After many years, David's situation became unbearable. The small expectations for finding a cure were still the same as a preteen as when he was a baby. Doctors feared that as a teenager he would become even more unpredictable and uncontrollable. The U.S. government spoke about cutting the research funding as it showed no results and there was a growing debate over the ethics of that experiment, with public opinion becoming less supportive of the project.
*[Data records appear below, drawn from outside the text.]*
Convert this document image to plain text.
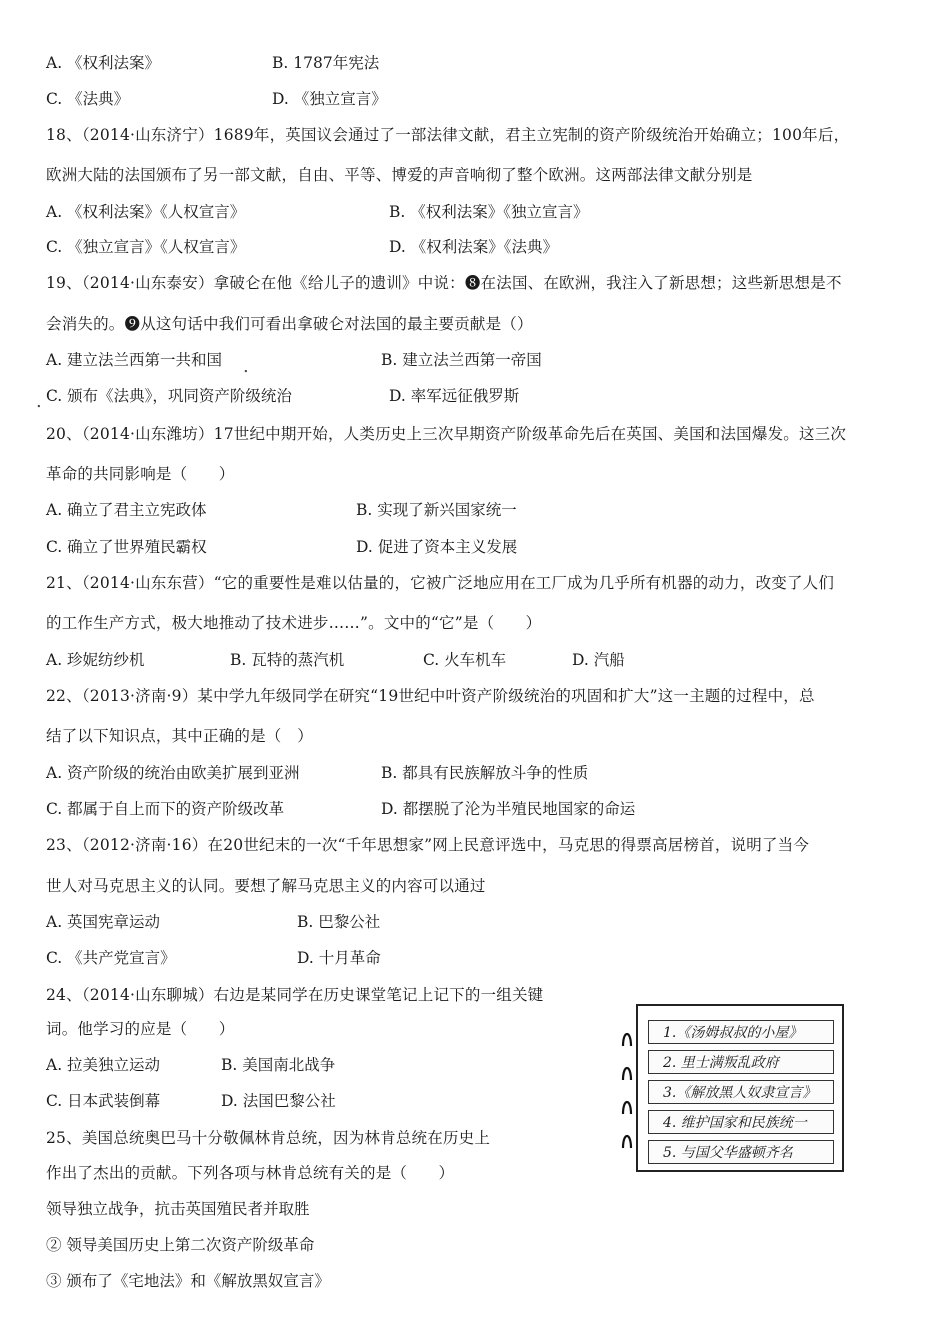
A. 《权利法案》	B. 1787年宪法
C. 《法典》	D. 《独立宣言》
18、（2014·山东济宁）1689年，英国议会通过了一部法律文献，君主立宪制的资产阶级统治开始确立；100年后，
欧洲大陆的法国颁布了另一部文献，自由、平等、博爱的声音响彻了整个欧洲。这两部法律文献分别是
A. 《权利法案》《人权宣言》	B. 《权利法案》《独立宣言》
C. 《独立宣言》《人权宣言》	D. 《权利法案》《法典》
19、（2014·山东泰安）拿破仑在他《给儿子的遗训》中说：❽在法国、在欧洲，我注入了新思想；这些新思想是不
会消失的。❾从这句话中我们可看出拿破仑对法国的最主要贡献是（）
A. 建立法兰西第一共和国	B. 建立法兰西第一帝国
C. 颁布《法典》，巩同资产阶级统治	D. 率军远征俄罗斯
.
.
20、（2014·山东潍坊）17世纪中期开始，人类历史上三次早期资产阶级革命先后在英国、美国和法国爆发。这三次
革命的共同影响是（　　）
A. 确立了君主立宪政体	B. 实现了新兴国家统一
C. 确立了世界殖民霸权	D. 促进了资本主义发展
21、（2014·山东东营）“它的重要性是难以估量的，它被广泛地应用在工厂成为几乎所有机器的动力，改变了人们
的工作生产方式，极大地推动了技术进步……”。文中的“它”是（　　）
A. 珍妮纺纱机	B. 瓦特的蒸汽机	C. 火车机车	D. 汽船
22、（2013·济南·9）某中学九年级同学在研究“19世纪中叶资产阶级统治的巩固和扩大”这一主题的过程中，总
结了以下知识点，其中正确的是（　）
A. 资产阶级的统治由欧美扩展到亚洲	B. 都具有民族解放斗争的性质
C. 都属于自上而下的资产阶级改革	D. 都摆脱了沦为半殖民地国家的命运
23、（2012·济南·16）在20世纪末的一次“千年思想家”网上民意评选中，马克思的得票高居榜首，说明了当今
世人对马克思主义的认同。要想了解马克思主义的内容可以通过
A. 英国宪章运动	B. 巴黎公社
C. 《共产党宣言》	D. 十月革命
24、（2014·山东聊城）右边是某同学在历史课堂笔记上记下的一组关键
词。他学习的应是（　　）
A. 拉美独立运动	B. 美国南北战争
C. 日本武装倒幕	D. 法国巴黎公社
1.《汤姆叔叔的小屋》
2. 里士满叛乱政府
3.《解放黑人奴隶宣言》
4. 维护国家和民族统一
5. 与国父华盛顿齐名
25、美国总统奥巴马十分敬佩林肯总统，因为林肯总统在历史上
作出了杰出的贡献。下列各项与林肯总统有关的是（　　）
领导独立战争，抗击英国殖民者并取胜
② 领导美国历史上第二次资产阶级革命
③ 颁布了《宅地法》和《解放黑奴宣言》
A total of more than $1.3 million was spent on David's care.

David did have friends and classmates who would come to his house to play with him, and in one case, a friend arranged for a special showing of Return of the Jedi at a local movie theatre that David could watch from his transport bubble, used to take him from his home to the hospital.

In 1983, at the advice of the original trio of doctors who had encouraged them to have David in the first place, David's parents decided to allow his medical team to perform an unmatched bone marrow transplant, with marrow donated by his sister Katherine. Attempts to find a matched bone marrow donor since his birth had been unsuccessful, and advances had recently been made in unmatched bone marrow operations. Baylor filmed the operation against David's wishes, and the marrow was given to David through intravenous lines running into the bubble.

The 1984 transplant operation went well, and for a few months hope was high that David would be able to leave the bubble. However, a few months after the operation, David became sick for the first time in his life; he started having diarrhea, fever and severe vomiting from intestinal bleeding. These symptoms were so severe that David had to be taken out of the bubble for treatment. In response to a direct question from his father on whether he wished to be taken out of the bubble, David replied, "Daddy, I will agree to anything to feel better." Out of the bubble, he continued to get worse and sank into a coma; his mother was able to touch his skin for the first and last time before he died. He died on February 22, 1984 of Burkitt's lymphoma at the age of 12.